Sheer size, mountains, and river rapids have all been obstacles to transportation in Brazil, but the country has an expanding transport network. Roads are a key element, encouraged in the late 1950s by the implementation of a national highway plan and the creation of an automobile industry. A national highway system with Brasilia at the center links all the state capitals. There are other major interurban and interregional highways, including the Trans-Amazon Highway, an east-west artery linking isolated regions of Brazil and Peru. Dependence on motor vehicles has created serious traffic congestion in some of the major cities, especially those on sites with limited geographic access, such as Rio de Janeiro. It has also resulted in increased air pollution.

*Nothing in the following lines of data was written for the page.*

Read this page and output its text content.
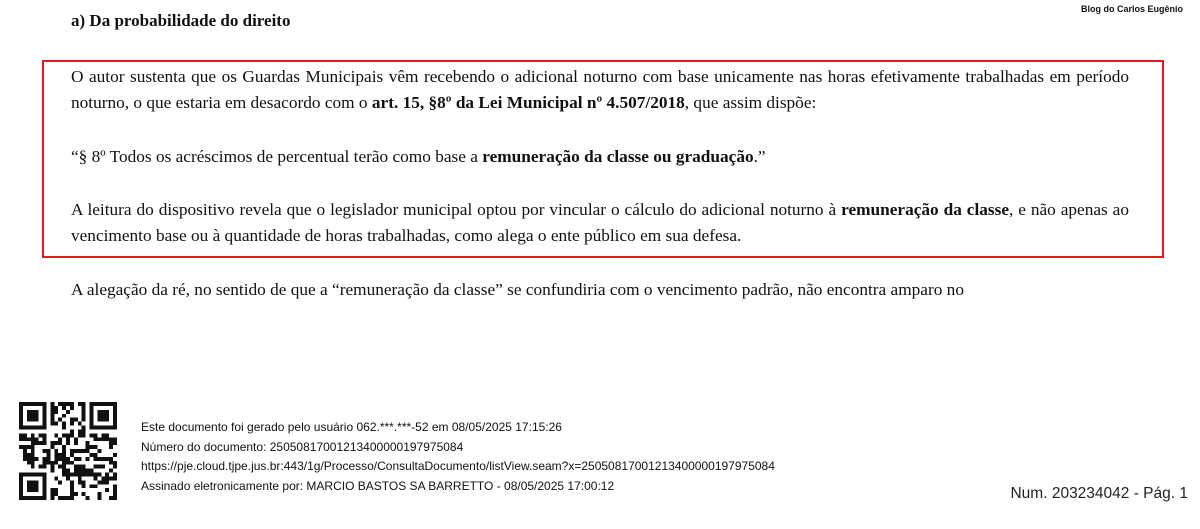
Blog do Carlos Eugênio
a) Da probabilidade do direito

O autor sustenta que os Guardas Municipais vêm recebendo o adicional noturno com base unicamente nas horas efetivamente trabalhadas em período noturno, o que estaria em desacordo com o art. 15, §8º da Lei Municipal nº 4.507/2018, que assim dispõe:

“§ 8º Todos os acréscimos de percentual terão como base a remuneração da classe ou graduação.”

A leitura do dispositivo revela que o legislador municipal optou por vincular o cálculo do adicional noturno à remuneração da classe, e não apenas ao vencimento base ou à quantidade de horas trabalhadas, como alega o ente público em sua defesa.

A alegação da ré, no sentido de que a “remuneração da classe” se confundiria com o vencimento padrão, não encontra amparo no

Este documento foi gerado pelo usuário 062.***.***-52 em 08/05/2025 17:15:26
Número do documento: 25050817001213400000197975084
https://pje.cloud.tjpe.jus.br:443/1g/Processo/ConsultaDocumento/listView.seam?x=25050817001213400000197975084
Assinado eletronicamente por: MARCIO BASTOS SA BARRETTO - 08/05/2025 17:00:12	Num. 203234042 - Pág. 1
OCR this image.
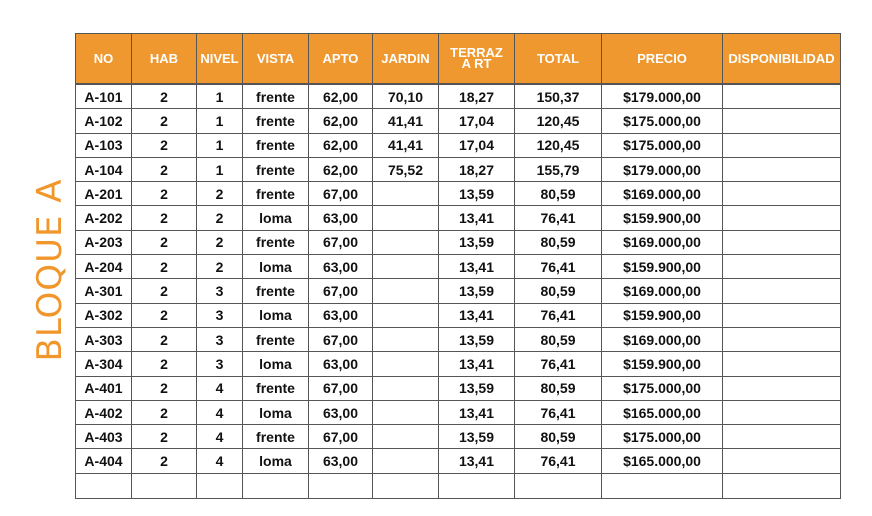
BLOQUE A
NO	HAB	NIVEL	VISTA	APTO	JARDIN	TERRAZA RT	TOTAL	PRECIO	DISPONIBILIDAD
A-101	2	1	frente	62,00	70,10	18,27	150,37	$179.000,00	
A-102	2	1	frente	62,00	41,41	17,04	120,45	$175.000,00	
A-103	2	1	frente	62,00	41,41	17,04	120,45	$175.000,00	
A-104	2	1	frente	62,00	75,52	18,27	155,79	$179.000,00	
A-201	2	2	frente	67,00		13,59	80,59	$169.000,00	
A-202	2	2	loma	63,00		13,41	76,41	$159.900,00	
A-203	2	2	frente	67,00		13,59	80,59	$169.000,00	
A-204	2	2	loma	63,00		13,41	76,41	$159.900,00	
A-301	2	3	frente	67,00		13,59	80,59	$169.000,00	
A-302	2	3	loma	63,00		13,41	76,41	$159.900,00	
A-303	2	3	frente	67,00		13,59	80,59	$169.000,00	
A-304	2	3	loma	63,00		13,41	76,41	$159.900,00	
A-401	2	4	frente	67,00		13,59	80,59	$175.000,00	
A-402	2	4	loma	63,00		13,41	76,41	$165.000,00	
A-403	2	4	frente	67,00		13,59	80,59	$175.000,00	
A-404	2	4	loma	63,00		13,41	76,41	$165.000,00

Two-thirds of the tracks on Brazil’s railway system are located in the Southeast and South. Railways have suffered because of their high costs compared to the highways and because they were built as separate lines, rather than as an integrated system. Many of these systems have variations in track gauges (the distance between the two sides of the track); this makes it impossible to run trains designed for one system on the tracks of a system built for a different gauge. In 1962 a federal agency was created to oversee the state-controlled railways. These and the railways of Sao Paulo are the largest systems. The remaining rail operations are suburban commuter systems connecting in the major cities or specialized railways carrying minerals, timber, or tourists.

Coastal shipping has also declined in the face of highway competition, but there was some modernization in shipping and ports in the late 1970s through the creation of export corridors to the ports of Rio Grande, Paranagua, and Santos, and through the construction of specialized oil and ore ports. Major ports that handle more than 10 million tons of cargo include Santos, Rio de Janeiro, and Angra dos Reis; the specialized ports of Tubarao, Sepitiba, and Sao Sebastiao in the Southeast; Paranagua and Rio Grande in the South; and Aratu and Sao Luis in the Northeast.

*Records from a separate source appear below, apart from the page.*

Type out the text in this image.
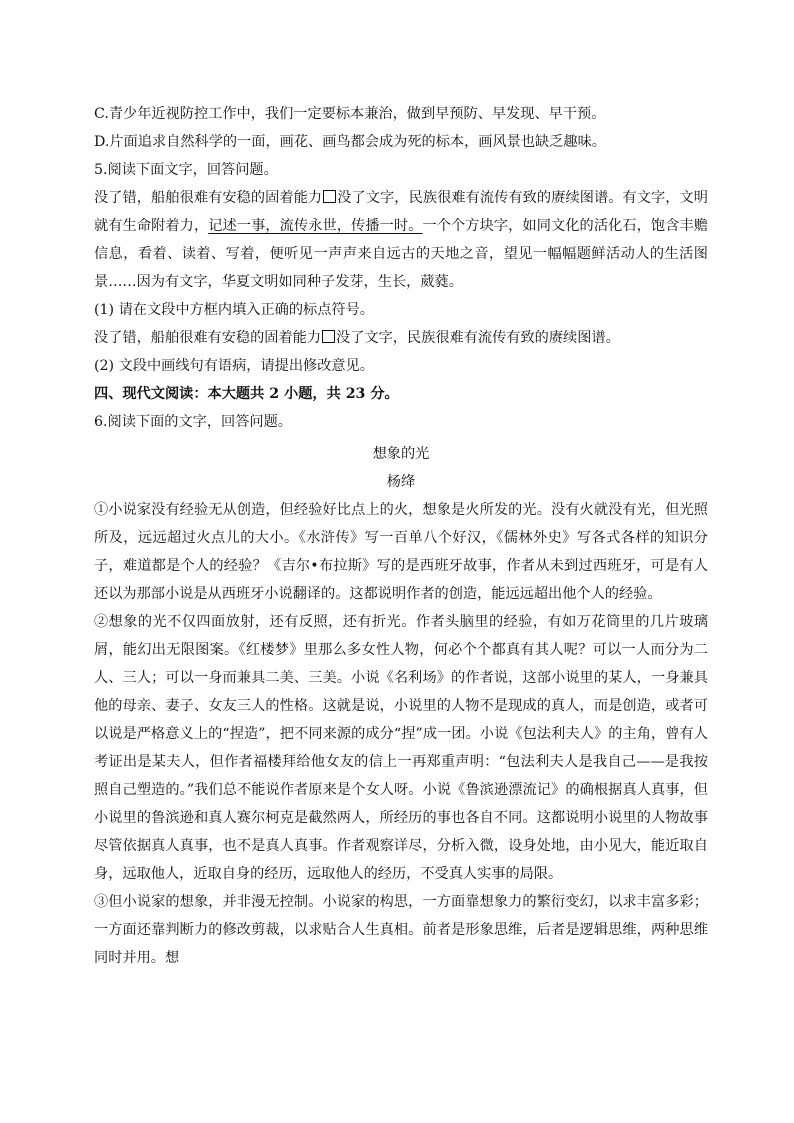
C.青少年近视防控工作中，我们一定要标本兼治，做到早预防、早发现、早干预。

D.片面追求自然科学的一面，画花、画鸟都会成为死的标本，画风景也缺乏趣味。

5.阅读下面文字，回答问题。

没了错，船舶很难有安稳的固着能力 没了文字，民族很难有流传有致的赓续图谱。有文字，文明就有生命附着力，记述一事，流传永世，传播一时。一个个方块字，如同文化的活化石，饱含丰赡信息，看着、读着、写着，便听见一声声来自远古的天地之音，望见一幅幅题鲜活动人的生活图景……因为有文字，华夏文明如同种子发芽，生长，葳蕤。

(1) 请在文段中方框内填入正确的标点符号。

没了错，船舶很难有安稳的固着能力 没了文字，民族很难有流传有致的赓续图谱。

(2) 文段中画线句有语病，请提出修改意见。

四、现代文阅读：本大题共 2 小题，共 23 分。

6.阅读下面的文字，回答问题。

想象的光

杨绛

①小说家没有经验无从创造，但经验好比点上的火，想象是火所发的光。没有火就没有光，但光照所及，远远超过火点儿的大小。《水浒传》写一百单八个好汉，《儒林外史》写各式各样的知识分子，难道都是个人的经验？《吉尔•布拉斯》写的是西班牙故事，作者从未到过西班牙，可是有人还以为那部小说是从西班牙小说翻译的。这都说明作者的创造，能远远超出他个人的经验。

②想象的光不仅四面放射，还有反照，还有折光。作者头脑里的经验，有如万花筒里的几片玻璃屑，能幻出无限图案。《红楼梦》里那么多女性人物，何必个个都真有其人呢？可以一人而分为二人、三人；可以一身而兼具二美、三美。小说《名利场》的作者说，这部小说里的某人，一身兼具他的母亲、妻子、女友三人的性格。这就是说，小说里的人物不是现成的真人，而是创造，或者可以说是严格意义上的“捏造”，把不同来源的成分“捏”成一团。小说《包法利夫人》的主角，曾有人考证出是某夫人，但作者福楼拜给他女友的信上一再郑重声明：“包法利夫人是我自己——是我按照自己塑造的。”我们总不能说作者原来是个女人呀。小说《鲁滨逊漂流记》的确根据真人真事，但小说里的鲁滨逊和真人赛尔柯克是截然两人，所经历的事也各自不同。这都说明小说里的人物故事尽管依据真人真事，也不是真人真事。作者观察详尽，分析入微，设身处地，由小见大，能近取自身，远取他人，近取自身的经历，远取他人的经历，不受真人实事的局限。

③但小说家的想象，并非漫无控制。小说家的构思，一方面靠想象力的繁衍变幻，以求丰富多彩；一方面还靠判断力的修改剪裁，以求贴合人生真相。前者是形象思维，后者是逻辑思维，两种思维同时并用。想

Brazil’s large size makes air transport important. Sixty-two airports, controlled by the state company Infraero, handle 97 percent of the air traffic. There are also many small airstrips that serve remote areas in the Amazon region. The airports of Sao Paulo and Rio de Janeiro are the two largest in South America in terms of traffic handled. Varig is the principal international and domestic airline, with Vasp and Transbrasil as the leading domestic carriers. Several sectors of the transport system—including railways, metro systems, highways, ports, and airports—are being opened to private investment as part of the government’s current privatization program.